Many users need GPUs intermittently. Dedicated GPU instances waste capacity.

You want:

fast session start
strong teardown
fair sharing

This recipe complements Recipe 11 (single-user, cell-level preemption) by focusing on multi-tenant session management: admission control, renewal policy, and metering.

What You Build

A multi-user GPU session service:

each session acquires a GPU lease sized to its needs
session lifetime is the lease lifetime (renew on activity)
sessions checkpoint state for resume
usage metering per session

Building Blocks

GpuBuilder leases
Durable checkpoints (optional)
grafos_observe metering

Related API docs:

Design

Fairness

Use short TTL by default; renew only for active sessions.

Admission Control

If capacity is full:

queue
or offer a smaller VRAM lease

Session State Model

Each session should have a minimal durable record:

session_id
user_id (or tenant id)
requested VRAM and TTL policy
checkpoint locator (optional)
last activity timestamp

If the session service restarts, it can rebuild in-memory tracking from this record.

Renewal Policy

Renewal is the “heartbeat” of activity:

renew only when the session performs work
renew before TTL expiry (60-80% of TTL)
cap total continuous renewal time if you need fairness (e.g. max 30 minutes without releasing)

If renewal fails, treat as explicit preemption and surface that to the user.

Walkthrough

Core grafOS API Path

The session is a GPU lease plus optional checkpoint storage and renewal tracking:

use grafos_collections::durable::Durable;
use grafos_leasekit::{RenewalManager, RenewalPolicy};
use grafos_std::block::BlockBuilder;
use grafos_std::gpu::{GpuBuilder, GpuExclusivityClass, GpuSession};

let lease = GpuBuilder::new()
    .min_vram(16 * 1024 * 1024 * 1024)
    .lease_secs(300)
    .exclusivity(GpuExclusivityClass::SessionExclusive)
    .acquire()?;

let mut renewals = RenewalManager::new();
renewals.register(
    lease.lease_id(),
    lease.expires_at_unix_secs(),
    RenewalPolicy::default(),
);

let ckpt_lease = BlockBuilder::new().min_blocks(512).lease_secs(3600).acquire()?;
let model_state = vec![0u8; 1024];
let checkpoint = Durable::new(model_state, ckpt_lease);
checkpoint.checkpoint()?;

let session = GpuSession::new(&lease);
let status = lease.status();
# let _ = (renewals, checkpoint, session, status);
# Ok::<(), grafos_std::FabricError>(())

The service renews only while the user is active.
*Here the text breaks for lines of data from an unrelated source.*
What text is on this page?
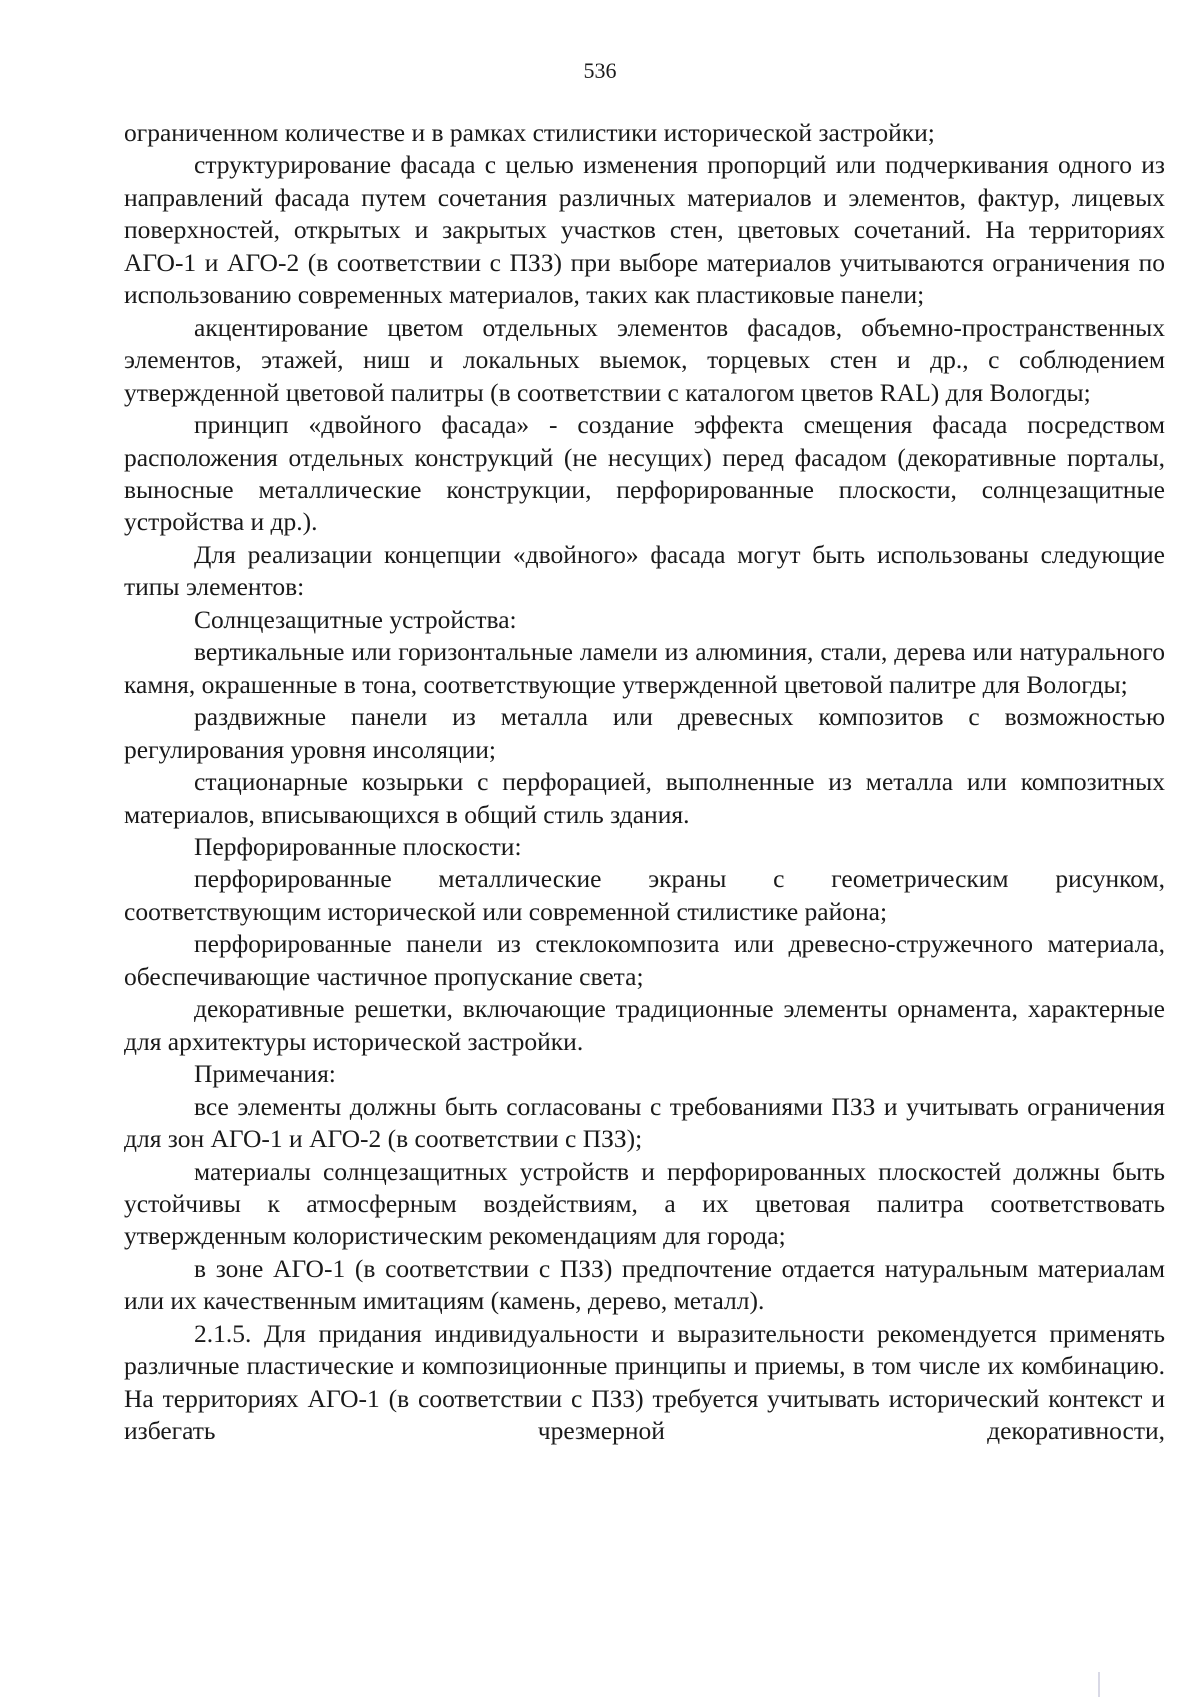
536

ограниченном количестве и в рамках стилистики исторической застройки;

структурирование фасада с целью изменения пропорций или подчеркивания одного из направлений фасада путем сочетания различных материалов и элементов, фактур, лицевых поверхностей, открытых и закрытых участков стен, цветовых сочетаний. На территориях АГО-1 и АГО-2 (в соответствии с ПЗЗ) при выборе материалов учитываются ограничения по использованию современных материалов, таких как пластиковые панели;

акцентирование цветом отдельных элементов фасадов, объемно-пространственных элементов, этажей, ниш и локальных выемок, торцевых стен и др., с соблюдением утвержденной цветовой палитры (в соответствии с каталогом цветов RAL) для Вологды;

принцип «двойного фасада» - создание эффекта смещения фасада посредством расположения отдельных конструкций (не несущих) перед фасадом (декоративные порталы, выносные металлические конструкции, перфорированные плоскости, солнцезащитные устройства и др.).

Для реализации концепции «двойного» фасада могут быть использованы следующие типы элементов:

Солнцезащитные устройства:

вертикальные или горизонтальные ламели из алюминия, стали, дерева или натурального камня, окрашенные в тона, соответствующие утвержденной цветовой палитре для Вологды;

раздвижные панели из металла или древесных композитов с возможностью регулирования уровня инсоляции;

стационарные козырьки с перфорацией, выполненные из металла или композитных материалов, вписывающихся в общий стиль здания.

Перфорированные плоскости:

перфорированные металлические экраны с геометрическим рисунком, соответствующим исторической или современной стилистике района;

перфорированные панели из стеклокомпозита или древесно-стружечного материала, обеспечивающие частичное пропускание света;

декоративные решетки, включающие традиционные элементы орнамента, характерные для архитектуры исторической застройки.

Примечания:

все элементы должны быть согласованы с требованиями ПЗЗ и учитывать ограничения для зон АГО-1 и АГО-2 (в соответствии с ПЗЗ);

материалы солнцезащитных устройств и перфорированных плоскостей должны быть устойчивы к атмосферным воздействиям, а их цветовая палитра соответствовать утвержденным колористическим рекомендациям для города;

в зоне АГО-1 (в соответствии с ПЗЗ) предпочтение отдается натуральным материалам или их качественным имитациям (камень, дерево, металл).

2.1.5. Для придания индивидуальности и выразительности рекомендуется применять различные пластические и композиционные принципы и приемы, в том числе их комбинацию. На территориях АГО-1 (в соответствии с ПЗЗ) требуется учитывать исторический контекст и избегать чрезмерной декоративности,
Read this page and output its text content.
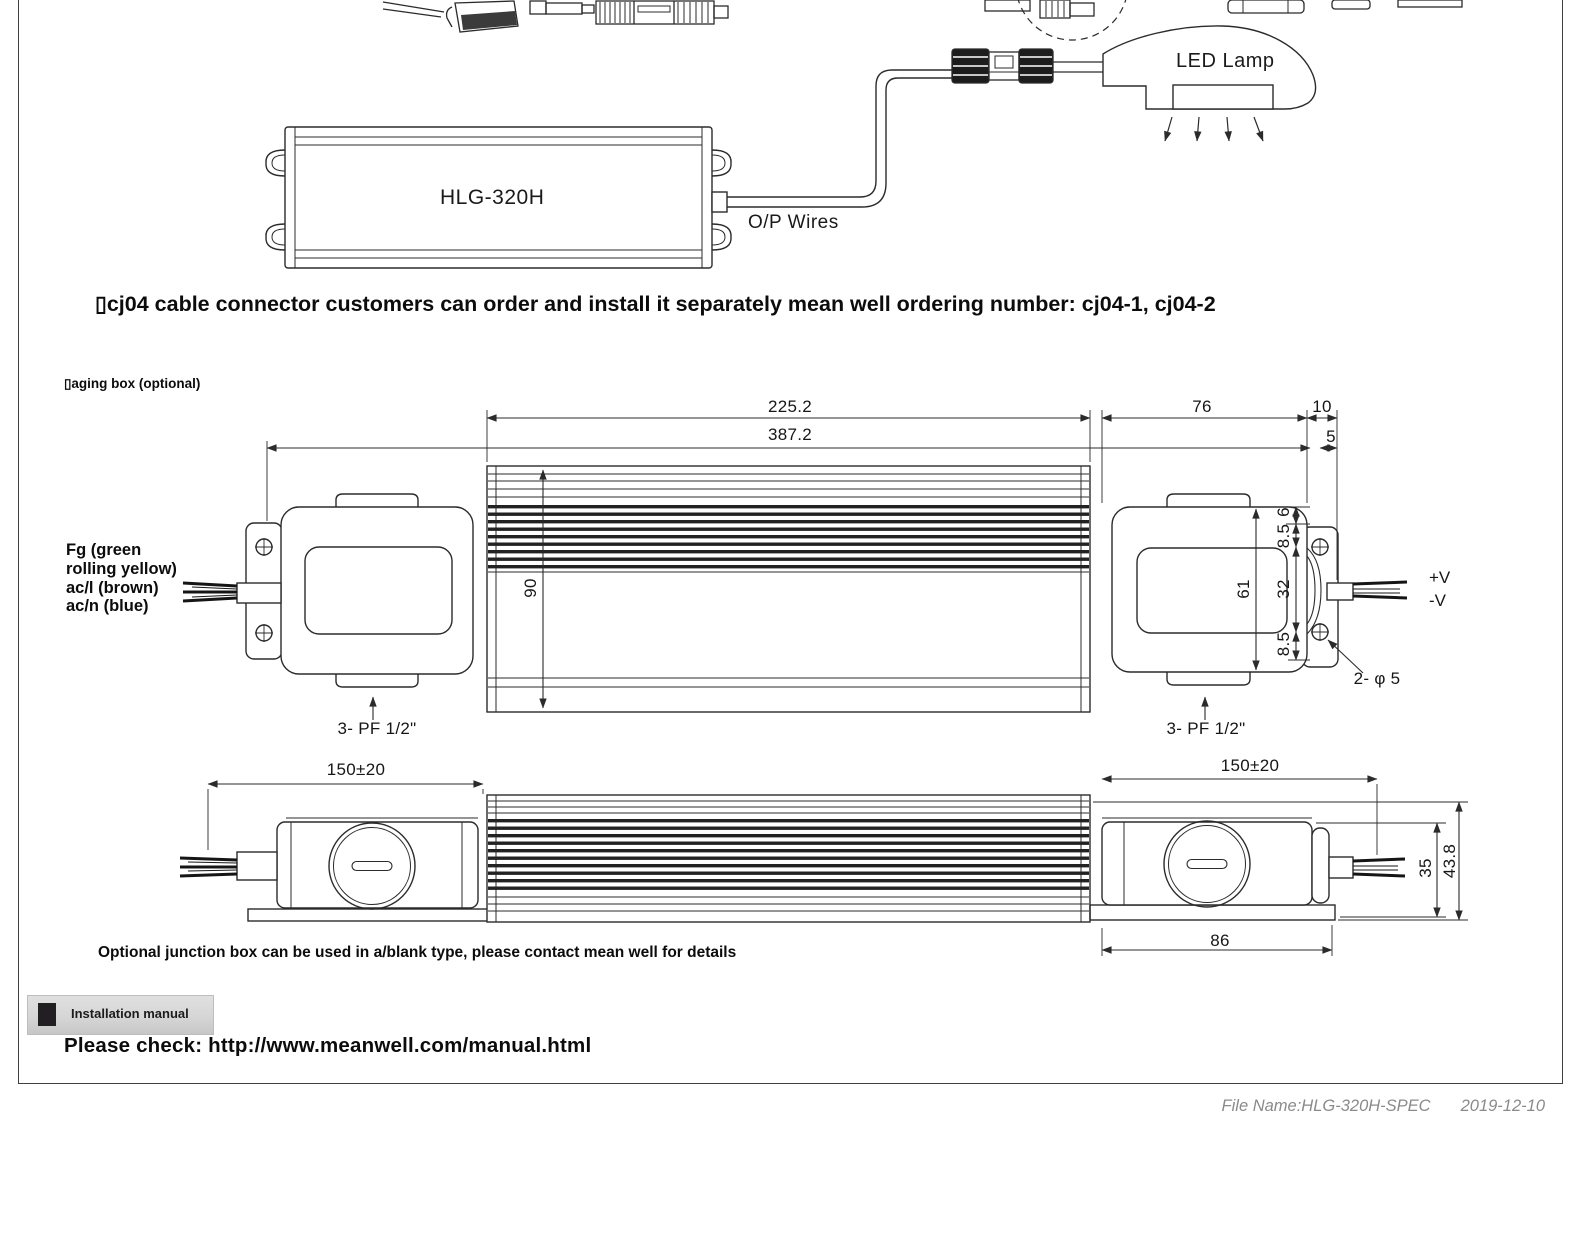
HLG-320H
O/P Wires
LED Lamp
▯cj04 cable connector customers can order and install it separately mean well ordering number: cj04-1, cj04-2
▯aging box (optional)
Fg (green
rolling yellow)
ac/l (brown)
ac/n (blue)
+V
-V
225.2
387.2
76	10
5
90	61 32
6
8.5
8.5
2- φ 5
3- PF 1/2"	3- PF 1/2"
150±20	150±20
35 43.8
86
Optional junction box can be used in a/blank type, please contact mean well for details
Installation manual
Please check: http://www.meanwell.com/manual.html
File Name:HLG-320H-SPEC 2019-12-10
If renewal stops or the lease is revoked, the session ends and the user restores from the checkpoint after acquiring a new lease.

user requests session
acquire GPU lease
serve interactive infer/render
renew on activity
drop on idle/expiry

Failure Modes

LeaseExpired: session ended; user must reacquire and restore from checkpoint.
Disconnected: transient fabric failure; retry or fail with clear message.
Overcommit: admission control bug; fix with hard caps and backpressure.

Observability

Meter per session:

VRAM leased
GPU-seconds consumed
kernel launches and errors
checkpoint bytes written

Expose per-tenant aggregates to detect noisy neighbors.

Variations

priority tiers (interactive > batch)
“spot sessions” that may be preempted aggressively
multi-GPU sessions for large jobs